Implement Trie (Prefix Tree) medium

Problem Statement

Implement a Trie (Prefix Tree).

A trie is a tree-like data structure used for efficient retrieval of keys in a set of strings. Nodes in a trie contain a map of children, with each child representing a character. Each path from the root to a node represents a prefix, and each path ending at a node marked as a "word" represents a complete word.

Implement the Trie class:

  • Trie(): Initializes the trie object.
  • insert(word): Inserts the string word into the trie.
  • search(word): Returns true if the string word is in the trie (i.e., was inserted before), and false otherwise.
  • startsWith(prefix): Returns true if there is a previously inserted string word that starts with the given prefix prefix, and false otherwise.

Example 1

Input
["Trie", "insert", "search", "search", "startsWith", "insert", "search"]
[[], ["apple"], ["apple"], ["app"], ["app"], ["app"], ["app"]]
Output
[null, null, true, false, true, null, true]

Explanation
Trie trie = new Trie();
trie.insert("apple");
trie.search("apple");   // return True
trie.search("app");     // return False
trie.startsWith("app"); // return True
trie.insert("app");
trie.search("app");     // return True

Example 2

Input
["Trie", "insert", "search", "startsWith", "insert", "search"]
[[], ["a"], ["a"], ["a"], ["b"], ["a"]]
Output
[null,null,true,true,null,true]

Steps

  1. Node Class: Create a class TrieNode to represent each node in the trie.

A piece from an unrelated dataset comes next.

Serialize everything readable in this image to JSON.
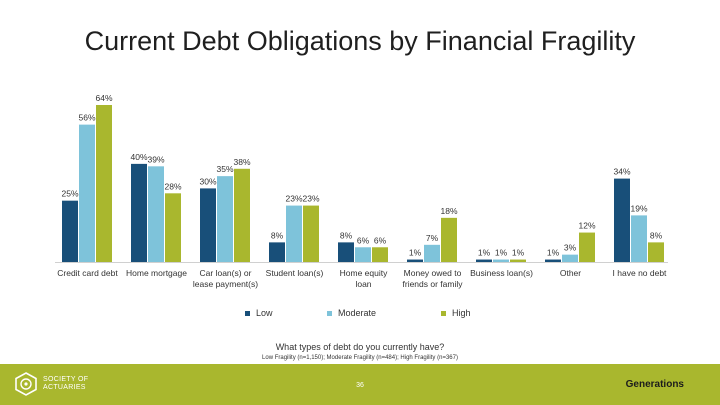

Each node will have a dictionary (children) to store its children (keyed by character) and a boolean flag (is_word) to indicate if the node represents the end of a word.

  2. Trie Class: Create the Trie class with the insert, search, and startsWith methods.

  3. insert(word): Traverse the trie, adding nodes as needed for each character in the word. Set is_word to True for the last node.

  4. search(word): Traverse the trie. If a node is not found for a character, return False. If the traversal reaches the end of the word and is_word is True, return True.

  5. startsWith(prefix): Similar to search, but it only needs to check if the prefix exists. It doesn't need to check is_word.

Explanation

The Trie data structure is optimized for prefix-based searches. By organizing words in a tree based on their prefixes, we avoid redundant comparisons. The insert operation has a time complexity proportional to the length of the word, as we traverse the tree character by character. The search and startsWith operations similarly have a time complexity proportional to the length of the word or prefix. Space complexity depends on the number of words and their lengths, but it can be significantly more efficient than other string searching techniques for many cases.

Code

class TrieNode:
    def __init__(self):
        self.children = {}  # Dictionary to store children nodes
        self.is_word = False  # Flag to indicate end of word


class Trie:
    def __init__(self):
        self.root = TrieNode()

    def insert(self, word: str) -> None:
        node = self.root
        for char in word:
            if char not in node.children:
                node.children[char] = TrieNode()
            node = node.children[char]
        node.is_word = True

    def search(self, word: str) -> bool:
        node = self.root
        for char in word:
            if char not in node.children:
                return False
            node = node.children[char]
        return node.is_word

    def startsWith(self, prefix: str) -> bool:
        node = self.root
        for char in prefix:
            if char not in node.children:
                return False
            node = node.children[char]
        return True

Complexity

  • Time complexity:

    • insert: O(m), where m is the length of the word.
    • search: O(m), where m is the length of the word.
    • startsWith: O(m), where m is the length of the prefix.
  • Space complexity: O(N*M), where N is the number of words inserted, and M is the maximum length of a word. This is because we store all the characters of all the inserted words in the Trie.